Remember Android 1.6 Donut? This hacker got it running on an old calculator

Texas Instruments may be an afterthought in the smartphone world, but it’s still a juggernaut when it comes to graphing calculators. Since TI is the king of calculators, Josh Max probably felt it was his duty to install a relatively ancient version of Android on one of the company’s graphing calculators, and that’s exactly what he did, reports Android Police.

As one of his pet projects, Max managed to get Android 1.6 Donut running on his TI-nSpire CX, which is the cream of the crop in the graphing calculator market. This beast packs 64MB of RAM, 100MB of storage, and a 3.5-inch 320 x 240 color screen. By comparison, the T-Mobile G1, the original gangster of Android smartphones, included 256MB of internal storage and a mere 192MB of RAM.

Amazingly enough, not only does the operating system seem to be pretty responsive on the calculator, but Max was even able to play Lunar Lander — a game that tasks the player with avoiding a crash landing on the surface of the Moon — on it.

The paltry specifications of the TI-nSpire CX make it even more impressive that Max was able to install Donut on it.
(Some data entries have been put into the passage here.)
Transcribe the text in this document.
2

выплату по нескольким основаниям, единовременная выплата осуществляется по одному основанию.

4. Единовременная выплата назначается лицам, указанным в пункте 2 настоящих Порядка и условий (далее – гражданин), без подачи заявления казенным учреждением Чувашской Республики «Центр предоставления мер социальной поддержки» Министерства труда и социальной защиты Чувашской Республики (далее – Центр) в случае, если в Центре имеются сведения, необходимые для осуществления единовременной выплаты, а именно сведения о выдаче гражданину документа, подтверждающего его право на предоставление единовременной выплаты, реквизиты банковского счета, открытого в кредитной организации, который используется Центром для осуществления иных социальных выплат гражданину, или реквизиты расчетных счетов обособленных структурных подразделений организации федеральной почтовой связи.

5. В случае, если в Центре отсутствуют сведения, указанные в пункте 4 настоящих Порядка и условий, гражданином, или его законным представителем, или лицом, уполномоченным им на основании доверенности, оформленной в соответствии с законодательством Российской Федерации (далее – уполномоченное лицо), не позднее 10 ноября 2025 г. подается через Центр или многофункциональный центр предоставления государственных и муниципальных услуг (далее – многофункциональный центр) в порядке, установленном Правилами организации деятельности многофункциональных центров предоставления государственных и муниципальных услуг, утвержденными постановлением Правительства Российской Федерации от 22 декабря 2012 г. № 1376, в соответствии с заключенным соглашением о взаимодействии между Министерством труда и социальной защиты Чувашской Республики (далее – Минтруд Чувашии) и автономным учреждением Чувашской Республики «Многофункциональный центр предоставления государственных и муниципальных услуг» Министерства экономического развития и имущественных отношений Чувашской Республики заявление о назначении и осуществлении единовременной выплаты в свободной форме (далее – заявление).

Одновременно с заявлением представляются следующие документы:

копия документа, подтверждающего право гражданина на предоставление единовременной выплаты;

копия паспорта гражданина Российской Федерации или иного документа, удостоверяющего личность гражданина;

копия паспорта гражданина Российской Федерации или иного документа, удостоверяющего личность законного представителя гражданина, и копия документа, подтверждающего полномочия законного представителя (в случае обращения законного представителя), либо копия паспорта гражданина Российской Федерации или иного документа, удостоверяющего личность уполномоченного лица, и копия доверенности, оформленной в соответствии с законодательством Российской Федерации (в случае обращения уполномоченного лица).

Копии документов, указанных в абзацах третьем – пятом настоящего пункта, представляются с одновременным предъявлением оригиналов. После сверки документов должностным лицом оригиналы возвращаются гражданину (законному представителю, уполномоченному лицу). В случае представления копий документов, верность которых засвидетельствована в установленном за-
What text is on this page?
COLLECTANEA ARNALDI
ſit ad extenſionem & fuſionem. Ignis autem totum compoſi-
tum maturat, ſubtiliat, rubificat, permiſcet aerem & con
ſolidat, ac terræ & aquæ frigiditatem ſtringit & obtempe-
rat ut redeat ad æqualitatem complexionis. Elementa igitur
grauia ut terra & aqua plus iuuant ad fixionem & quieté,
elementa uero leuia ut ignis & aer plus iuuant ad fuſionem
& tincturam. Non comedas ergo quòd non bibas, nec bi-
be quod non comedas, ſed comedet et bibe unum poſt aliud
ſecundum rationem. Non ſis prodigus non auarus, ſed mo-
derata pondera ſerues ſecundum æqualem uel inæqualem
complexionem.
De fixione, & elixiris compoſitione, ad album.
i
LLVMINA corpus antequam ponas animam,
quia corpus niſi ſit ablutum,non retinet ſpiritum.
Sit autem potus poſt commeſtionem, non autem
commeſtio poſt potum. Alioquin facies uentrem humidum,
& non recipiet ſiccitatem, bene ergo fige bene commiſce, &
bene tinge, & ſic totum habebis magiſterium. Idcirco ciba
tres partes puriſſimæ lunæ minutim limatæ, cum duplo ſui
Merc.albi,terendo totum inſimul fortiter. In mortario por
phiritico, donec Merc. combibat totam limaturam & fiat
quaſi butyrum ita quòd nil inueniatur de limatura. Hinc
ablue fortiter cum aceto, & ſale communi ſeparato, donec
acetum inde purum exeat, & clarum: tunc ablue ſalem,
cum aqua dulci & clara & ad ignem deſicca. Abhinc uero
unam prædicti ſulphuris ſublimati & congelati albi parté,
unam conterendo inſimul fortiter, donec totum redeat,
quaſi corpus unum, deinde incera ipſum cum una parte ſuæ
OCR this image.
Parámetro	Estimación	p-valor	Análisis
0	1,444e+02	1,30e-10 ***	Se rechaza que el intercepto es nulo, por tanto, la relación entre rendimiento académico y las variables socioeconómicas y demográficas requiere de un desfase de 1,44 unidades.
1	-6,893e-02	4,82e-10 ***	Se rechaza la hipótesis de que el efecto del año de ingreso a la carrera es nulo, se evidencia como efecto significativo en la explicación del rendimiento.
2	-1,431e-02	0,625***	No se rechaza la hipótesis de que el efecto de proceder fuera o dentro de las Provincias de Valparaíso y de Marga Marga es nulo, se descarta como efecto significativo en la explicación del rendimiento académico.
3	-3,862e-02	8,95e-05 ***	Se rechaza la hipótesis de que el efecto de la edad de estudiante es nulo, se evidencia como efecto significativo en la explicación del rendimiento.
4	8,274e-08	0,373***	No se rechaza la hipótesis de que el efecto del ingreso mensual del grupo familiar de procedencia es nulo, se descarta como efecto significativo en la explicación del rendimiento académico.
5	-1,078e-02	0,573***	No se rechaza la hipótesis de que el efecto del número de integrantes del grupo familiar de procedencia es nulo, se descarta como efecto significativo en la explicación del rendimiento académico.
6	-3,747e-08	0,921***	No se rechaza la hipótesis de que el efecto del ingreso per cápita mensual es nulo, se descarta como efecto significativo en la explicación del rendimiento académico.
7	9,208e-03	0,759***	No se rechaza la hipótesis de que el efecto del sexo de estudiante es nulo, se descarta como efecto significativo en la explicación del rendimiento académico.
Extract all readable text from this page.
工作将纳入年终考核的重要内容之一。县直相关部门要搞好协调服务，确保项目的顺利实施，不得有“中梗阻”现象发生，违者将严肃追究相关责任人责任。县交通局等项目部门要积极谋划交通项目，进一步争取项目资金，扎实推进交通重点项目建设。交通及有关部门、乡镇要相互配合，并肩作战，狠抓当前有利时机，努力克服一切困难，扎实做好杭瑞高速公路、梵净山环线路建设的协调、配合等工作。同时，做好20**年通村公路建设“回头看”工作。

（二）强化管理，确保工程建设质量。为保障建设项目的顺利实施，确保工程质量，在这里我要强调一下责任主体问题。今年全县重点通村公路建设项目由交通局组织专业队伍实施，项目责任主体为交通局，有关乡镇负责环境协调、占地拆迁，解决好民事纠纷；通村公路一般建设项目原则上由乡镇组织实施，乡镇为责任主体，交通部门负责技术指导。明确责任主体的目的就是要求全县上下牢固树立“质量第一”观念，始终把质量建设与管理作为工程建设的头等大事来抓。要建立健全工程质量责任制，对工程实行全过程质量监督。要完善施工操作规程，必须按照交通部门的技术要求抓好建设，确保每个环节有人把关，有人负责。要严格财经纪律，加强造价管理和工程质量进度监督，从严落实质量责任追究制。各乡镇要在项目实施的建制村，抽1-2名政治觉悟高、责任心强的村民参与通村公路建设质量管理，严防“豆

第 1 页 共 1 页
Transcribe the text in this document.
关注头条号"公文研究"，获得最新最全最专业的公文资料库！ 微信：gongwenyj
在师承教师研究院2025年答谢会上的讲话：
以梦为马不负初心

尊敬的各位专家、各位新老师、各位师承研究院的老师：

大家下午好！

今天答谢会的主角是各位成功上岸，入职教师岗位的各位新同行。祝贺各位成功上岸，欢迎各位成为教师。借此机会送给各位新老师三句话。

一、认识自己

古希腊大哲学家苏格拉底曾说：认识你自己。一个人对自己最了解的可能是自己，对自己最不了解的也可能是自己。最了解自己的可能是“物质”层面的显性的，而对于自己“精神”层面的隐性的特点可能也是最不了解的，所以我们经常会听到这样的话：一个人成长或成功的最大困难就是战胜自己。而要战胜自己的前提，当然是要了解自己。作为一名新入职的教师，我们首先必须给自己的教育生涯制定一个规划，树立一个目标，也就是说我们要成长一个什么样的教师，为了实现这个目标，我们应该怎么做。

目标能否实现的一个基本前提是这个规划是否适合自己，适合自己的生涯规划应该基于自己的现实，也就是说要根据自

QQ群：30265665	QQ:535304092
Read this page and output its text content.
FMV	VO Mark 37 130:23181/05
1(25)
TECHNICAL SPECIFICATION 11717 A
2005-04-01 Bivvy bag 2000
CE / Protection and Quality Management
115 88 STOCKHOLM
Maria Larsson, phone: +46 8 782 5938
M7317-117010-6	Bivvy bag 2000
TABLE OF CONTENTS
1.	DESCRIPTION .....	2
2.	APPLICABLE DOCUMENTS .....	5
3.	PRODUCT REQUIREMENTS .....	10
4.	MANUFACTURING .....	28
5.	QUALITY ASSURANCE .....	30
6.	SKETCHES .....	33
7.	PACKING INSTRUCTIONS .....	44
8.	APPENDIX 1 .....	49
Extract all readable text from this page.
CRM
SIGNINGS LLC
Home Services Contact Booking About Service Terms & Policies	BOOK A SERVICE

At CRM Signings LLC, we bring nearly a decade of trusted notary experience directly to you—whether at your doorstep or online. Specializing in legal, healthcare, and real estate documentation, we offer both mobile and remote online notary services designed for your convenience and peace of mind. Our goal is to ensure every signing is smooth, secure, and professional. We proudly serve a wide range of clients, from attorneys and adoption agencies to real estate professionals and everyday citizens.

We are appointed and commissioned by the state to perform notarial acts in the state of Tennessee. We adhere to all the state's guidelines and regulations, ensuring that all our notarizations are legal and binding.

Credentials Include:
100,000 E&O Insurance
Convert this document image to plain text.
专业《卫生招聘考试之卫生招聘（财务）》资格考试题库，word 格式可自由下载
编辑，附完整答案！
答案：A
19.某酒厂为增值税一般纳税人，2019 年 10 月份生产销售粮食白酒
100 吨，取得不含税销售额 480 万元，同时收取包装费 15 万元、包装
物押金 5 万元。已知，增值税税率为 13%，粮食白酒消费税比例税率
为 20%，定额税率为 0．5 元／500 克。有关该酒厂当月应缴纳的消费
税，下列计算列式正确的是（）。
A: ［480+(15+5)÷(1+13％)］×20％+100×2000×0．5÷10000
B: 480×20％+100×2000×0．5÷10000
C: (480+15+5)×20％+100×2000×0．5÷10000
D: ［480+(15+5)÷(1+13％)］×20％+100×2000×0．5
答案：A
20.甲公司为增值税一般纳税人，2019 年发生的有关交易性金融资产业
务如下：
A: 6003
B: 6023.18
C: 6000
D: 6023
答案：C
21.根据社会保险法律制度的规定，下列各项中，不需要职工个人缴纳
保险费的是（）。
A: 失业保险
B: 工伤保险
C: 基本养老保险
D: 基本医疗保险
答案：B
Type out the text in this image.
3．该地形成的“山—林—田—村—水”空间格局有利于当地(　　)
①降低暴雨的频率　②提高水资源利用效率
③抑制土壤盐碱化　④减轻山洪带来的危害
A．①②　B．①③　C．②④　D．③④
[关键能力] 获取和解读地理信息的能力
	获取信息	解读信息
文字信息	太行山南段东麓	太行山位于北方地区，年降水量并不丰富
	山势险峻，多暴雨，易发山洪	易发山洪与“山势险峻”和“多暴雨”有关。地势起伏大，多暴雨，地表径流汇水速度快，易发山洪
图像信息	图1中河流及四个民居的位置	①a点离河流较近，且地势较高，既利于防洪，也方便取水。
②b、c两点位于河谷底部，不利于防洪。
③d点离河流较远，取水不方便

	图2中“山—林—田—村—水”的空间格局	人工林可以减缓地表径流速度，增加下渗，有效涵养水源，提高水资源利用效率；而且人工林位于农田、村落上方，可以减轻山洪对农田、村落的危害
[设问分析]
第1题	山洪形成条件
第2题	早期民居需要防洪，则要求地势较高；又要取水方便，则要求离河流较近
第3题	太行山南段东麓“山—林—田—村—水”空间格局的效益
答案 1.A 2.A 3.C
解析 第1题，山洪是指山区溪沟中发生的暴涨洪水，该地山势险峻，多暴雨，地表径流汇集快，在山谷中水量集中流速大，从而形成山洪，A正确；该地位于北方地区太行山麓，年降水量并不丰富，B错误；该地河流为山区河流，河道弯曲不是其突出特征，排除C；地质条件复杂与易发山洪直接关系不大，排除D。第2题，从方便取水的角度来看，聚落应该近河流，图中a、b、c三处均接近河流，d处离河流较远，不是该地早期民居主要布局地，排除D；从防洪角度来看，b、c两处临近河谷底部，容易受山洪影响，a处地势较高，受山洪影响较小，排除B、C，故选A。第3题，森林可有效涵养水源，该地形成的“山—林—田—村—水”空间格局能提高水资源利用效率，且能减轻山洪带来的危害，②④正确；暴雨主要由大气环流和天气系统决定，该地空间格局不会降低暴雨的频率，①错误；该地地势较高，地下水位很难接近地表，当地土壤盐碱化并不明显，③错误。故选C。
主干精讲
Even though he’s managed to get Android running on his calculator, he isn’t sitting on his laurels. Max has made quite a bit of progress with the project, such as enabling keyboard support and Wi-Fi functionality on the calculator through an add-on USB dongle.

Max isn’t keeping his project all to himself, however. He posted the open source files on GitHub, in the event that you wanted to tinker with your own calculator. He isn’t the first person to choose an obscure device on which to install outdated software — 16-year-old Corbin Davenport managed to install and run both Windows 95 and Doom on his Samsung Gear Live smartwatch.